Bridge Line (Delaware River)
The Bridge Line was a rapid transit service that connected Philadelphia, Pennsylvania with Camden, New Jersey. It opened for operation in 1936 and was replaced by the current PATCO Speedline in 1969. The line was owned by the Delaware River Port Authority and operated by the Philadelphia Transportation Company.
History
In 1929, the state of New Jersey created the South Jersey Transit Commission to develop transit between Philadelphia, Pennsylvania and South Jersey. The commission recommended a rapid transit line between Philadelphia and Camden, New Jersey, running via the lower level of the Delaware River Bridge and connecting with the under-construction Broad–Ridge Spur at 8th–Market station.The commission's other major recommendation led to the creation of the Pennsylvania-Reading Seashore Lines, a company jointly owned by the Pennsylvania Railroad and Reading Company which merged those companies operations in South Jersey. In Camden, the new rapid transit line would interchange with the Pennsylvania-Reading Seashore Lines at the new Broadway station.

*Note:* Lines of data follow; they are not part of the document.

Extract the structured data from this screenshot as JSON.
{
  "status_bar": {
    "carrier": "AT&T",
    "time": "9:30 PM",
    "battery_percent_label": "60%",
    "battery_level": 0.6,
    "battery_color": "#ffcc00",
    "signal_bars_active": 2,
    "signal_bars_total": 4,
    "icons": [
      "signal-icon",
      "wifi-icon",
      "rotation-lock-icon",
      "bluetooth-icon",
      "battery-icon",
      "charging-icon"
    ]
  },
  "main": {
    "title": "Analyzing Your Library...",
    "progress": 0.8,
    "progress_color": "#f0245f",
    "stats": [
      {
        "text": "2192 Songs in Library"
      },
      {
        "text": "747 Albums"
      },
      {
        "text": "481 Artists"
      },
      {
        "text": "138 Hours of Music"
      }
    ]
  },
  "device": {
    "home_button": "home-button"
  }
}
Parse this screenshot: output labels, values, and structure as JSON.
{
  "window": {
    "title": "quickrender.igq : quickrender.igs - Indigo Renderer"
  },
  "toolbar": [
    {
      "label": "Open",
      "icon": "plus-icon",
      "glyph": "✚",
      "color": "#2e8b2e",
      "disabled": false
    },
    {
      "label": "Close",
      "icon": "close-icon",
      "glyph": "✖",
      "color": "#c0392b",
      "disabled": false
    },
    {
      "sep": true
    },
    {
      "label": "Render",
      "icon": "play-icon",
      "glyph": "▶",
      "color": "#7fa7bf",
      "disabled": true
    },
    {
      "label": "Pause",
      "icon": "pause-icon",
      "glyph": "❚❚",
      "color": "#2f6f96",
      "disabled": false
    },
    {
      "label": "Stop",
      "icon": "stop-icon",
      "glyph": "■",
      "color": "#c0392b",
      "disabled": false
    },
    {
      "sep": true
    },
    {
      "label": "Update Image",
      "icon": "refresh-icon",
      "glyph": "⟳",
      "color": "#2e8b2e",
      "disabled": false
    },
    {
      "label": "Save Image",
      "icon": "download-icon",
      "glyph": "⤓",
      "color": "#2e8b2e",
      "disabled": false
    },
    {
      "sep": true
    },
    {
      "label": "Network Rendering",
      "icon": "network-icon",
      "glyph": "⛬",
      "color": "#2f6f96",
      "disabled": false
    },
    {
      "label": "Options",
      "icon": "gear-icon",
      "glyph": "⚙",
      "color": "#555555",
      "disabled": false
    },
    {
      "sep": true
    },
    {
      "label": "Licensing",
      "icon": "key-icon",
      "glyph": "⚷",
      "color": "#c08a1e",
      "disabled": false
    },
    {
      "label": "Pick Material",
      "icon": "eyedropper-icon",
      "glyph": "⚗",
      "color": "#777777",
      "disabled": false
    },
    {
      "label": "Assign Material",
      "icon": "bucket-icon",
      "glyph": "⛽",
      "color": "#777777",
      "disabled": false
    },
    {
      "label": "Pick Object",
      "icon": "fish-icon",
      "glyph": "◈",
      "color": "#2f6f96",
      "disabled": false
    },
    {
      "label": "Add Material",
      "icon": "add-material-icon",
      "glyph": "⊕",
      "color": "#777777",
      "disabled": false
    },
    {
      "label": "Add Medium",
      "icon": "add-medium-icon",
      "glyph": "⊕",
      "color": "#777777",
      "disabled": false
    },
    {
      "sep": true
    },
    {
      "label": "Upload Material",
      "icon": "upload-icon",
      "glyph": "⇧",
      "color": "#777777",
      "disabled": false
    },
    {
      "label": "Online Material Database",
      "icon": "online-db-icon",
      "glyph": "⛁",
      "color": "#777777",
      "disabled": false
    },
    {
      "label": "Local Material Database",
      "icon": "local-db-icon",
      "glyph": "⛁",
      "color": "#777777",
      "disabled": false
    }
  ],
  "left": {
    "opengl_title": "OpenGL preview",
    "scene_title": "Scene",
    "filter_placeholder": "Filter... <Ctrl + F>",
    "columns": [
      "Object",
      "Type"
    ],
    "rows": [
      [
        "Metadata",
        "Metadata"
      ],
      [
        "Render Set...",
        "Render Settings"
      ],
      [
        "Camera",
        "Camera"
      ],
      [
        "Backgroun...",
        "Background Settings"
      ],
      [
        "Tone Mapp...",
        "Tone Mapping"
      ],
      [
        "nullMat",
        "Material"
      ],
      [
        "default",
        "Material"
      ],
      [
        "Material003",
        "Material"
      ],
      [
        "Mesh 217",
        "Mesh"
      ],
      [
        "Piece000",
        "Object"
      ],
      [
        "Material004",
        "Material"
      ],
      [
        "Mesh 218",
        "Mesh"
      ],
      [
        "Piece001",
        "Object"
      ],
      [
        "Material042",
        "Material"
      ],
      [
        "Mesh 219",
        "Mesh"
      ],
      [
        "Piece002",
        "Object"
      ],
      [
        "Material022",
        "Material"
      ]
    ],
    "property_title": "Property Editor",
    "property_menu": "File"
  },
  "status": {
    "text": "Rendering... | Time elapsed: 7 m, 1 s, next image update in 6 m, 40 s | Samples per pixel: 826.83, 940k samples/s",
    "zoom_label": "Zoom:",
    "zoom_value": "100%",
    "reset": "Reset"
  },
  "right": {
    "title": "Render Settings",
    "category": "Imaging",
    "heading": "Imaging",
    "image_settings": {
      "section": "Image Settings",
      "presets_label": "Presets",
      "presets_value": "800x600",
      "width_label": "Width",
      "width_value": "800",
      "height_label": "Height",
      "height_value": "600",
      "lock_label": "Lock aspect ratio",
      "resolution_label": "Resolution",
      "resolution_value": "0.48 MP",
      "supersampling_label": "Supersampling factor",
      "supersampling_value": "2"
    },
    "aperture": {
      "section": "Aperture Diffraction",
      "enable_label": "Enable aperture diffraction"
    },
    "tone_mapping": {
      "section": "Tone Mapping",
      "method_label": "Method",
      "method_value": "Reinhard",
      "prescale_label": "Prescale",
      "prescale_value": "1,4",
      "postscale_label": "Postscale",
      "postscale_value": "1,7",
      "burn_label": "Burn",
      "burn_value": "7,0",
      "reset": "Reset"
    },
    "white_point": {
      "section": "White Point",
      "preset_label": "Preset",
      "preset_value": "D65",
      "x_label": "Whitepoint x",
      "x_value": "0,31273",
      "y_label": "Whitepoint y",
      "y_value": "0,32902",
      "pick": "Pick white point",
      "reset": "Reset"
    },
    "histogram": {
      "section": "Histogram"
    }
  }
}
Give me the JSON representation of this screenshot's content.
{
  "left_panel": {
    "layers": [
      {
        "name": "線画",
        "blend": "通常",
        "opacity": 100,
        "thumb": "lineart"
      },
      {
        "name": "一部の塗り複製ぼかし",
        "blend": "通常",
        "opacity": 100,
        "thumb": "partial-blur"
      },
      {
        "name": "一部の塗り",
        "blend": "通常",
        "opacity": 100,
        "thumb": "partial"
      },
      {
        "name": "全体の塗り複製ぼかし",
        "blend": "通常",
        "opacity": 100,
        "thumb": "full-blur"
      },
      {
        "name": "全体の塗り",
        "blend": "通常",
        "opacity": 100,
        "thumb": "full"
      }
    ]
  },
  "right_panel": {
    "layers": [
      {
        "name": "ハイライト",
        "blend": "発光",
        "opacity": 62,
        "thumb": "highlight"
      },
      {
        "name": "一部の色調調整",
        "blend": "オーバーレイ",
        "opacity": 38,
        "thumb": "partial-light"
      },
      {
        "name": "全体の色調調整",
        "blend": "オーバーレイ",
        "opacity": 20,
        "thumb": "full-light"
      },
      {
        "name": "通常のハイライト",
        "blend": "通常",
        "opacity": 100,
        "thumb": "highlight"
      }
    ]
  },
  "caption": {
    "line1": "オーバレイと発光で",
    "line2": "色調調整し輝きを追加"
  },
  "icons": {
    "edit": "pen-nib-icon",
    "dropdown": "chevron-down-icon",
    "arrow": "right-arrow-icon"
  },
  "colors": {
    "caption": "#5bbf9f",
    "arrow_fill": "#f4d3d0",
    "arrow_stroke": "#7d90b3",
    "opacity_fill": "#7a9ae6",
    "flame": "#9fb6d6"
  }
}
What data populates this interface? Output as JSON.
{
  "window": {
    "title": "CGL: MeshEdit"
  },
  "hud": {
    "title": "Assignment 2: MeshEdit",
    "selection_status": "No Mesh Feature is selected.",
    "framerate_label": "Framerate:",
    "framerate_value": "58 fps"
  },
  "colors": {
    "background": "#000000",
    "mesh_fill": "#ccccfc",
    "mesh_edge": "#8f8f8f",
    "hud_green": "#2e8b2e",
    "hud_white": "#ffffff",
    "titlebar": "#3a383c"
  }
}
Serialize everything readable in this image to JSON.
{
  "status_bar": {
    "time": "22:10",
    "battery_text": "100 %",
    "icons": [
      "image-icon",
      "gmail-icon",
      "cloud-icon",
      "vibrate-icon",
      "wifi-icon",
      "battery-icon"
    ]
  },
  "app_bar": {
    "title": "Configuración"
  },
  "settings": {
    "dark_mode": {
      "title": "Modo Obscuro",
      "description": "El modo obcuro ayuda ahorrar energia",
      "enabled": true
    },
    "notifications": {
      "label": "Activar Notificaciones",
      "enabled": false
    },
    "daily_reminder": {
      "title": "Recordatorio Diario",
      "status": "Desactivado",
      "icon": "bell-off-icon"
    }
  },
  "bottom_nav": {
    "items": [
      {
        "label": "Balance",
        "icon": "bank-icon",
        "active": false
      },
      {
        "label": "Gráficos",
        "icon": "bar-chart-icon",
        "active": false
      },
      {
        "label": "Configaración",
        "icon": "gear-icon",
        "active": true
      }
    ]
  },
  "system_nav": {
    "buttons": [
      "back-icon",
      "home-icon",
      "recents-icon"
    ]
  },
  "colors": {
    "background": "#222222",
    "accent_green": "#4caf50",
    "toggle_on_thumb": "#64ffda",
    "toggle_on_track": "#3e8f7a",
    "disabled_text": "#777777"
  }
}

The Delaware River Joint Commission, which managed the Delaware River Bridge, took ownership of the rapid transit project. The bridge had provisions, never used, for carrying streetcars, which could be repurposed for the line. The commission contracted with the Philadelphia Rapid Transit Company to operate the service. The first trains ran on June 7, 1936. The new line had four stations: 8th–Market, Franklin Square, City Hall, and Broadway.
The bankrupt Philadelphia Rapid Transit Company was reorganized as the Philadelphia Transportation Company in 1940 and continued as the operator of the Bridge Line. The line was extended west in 1953. The city of Philadelphia had begun the Locust Street Subway in 1918, but work stopped because of World War I. Work resumed in 1931 but was again left incomplete. The subway was finally opened between 8th–Market and 15–16th & Locust on February 15, 1953. Beginning in 1949 some services operated from Camden to Girard over the Broad–Ridge Spur, reversing at 8th–Market. These continued after the opening of the Locust extension.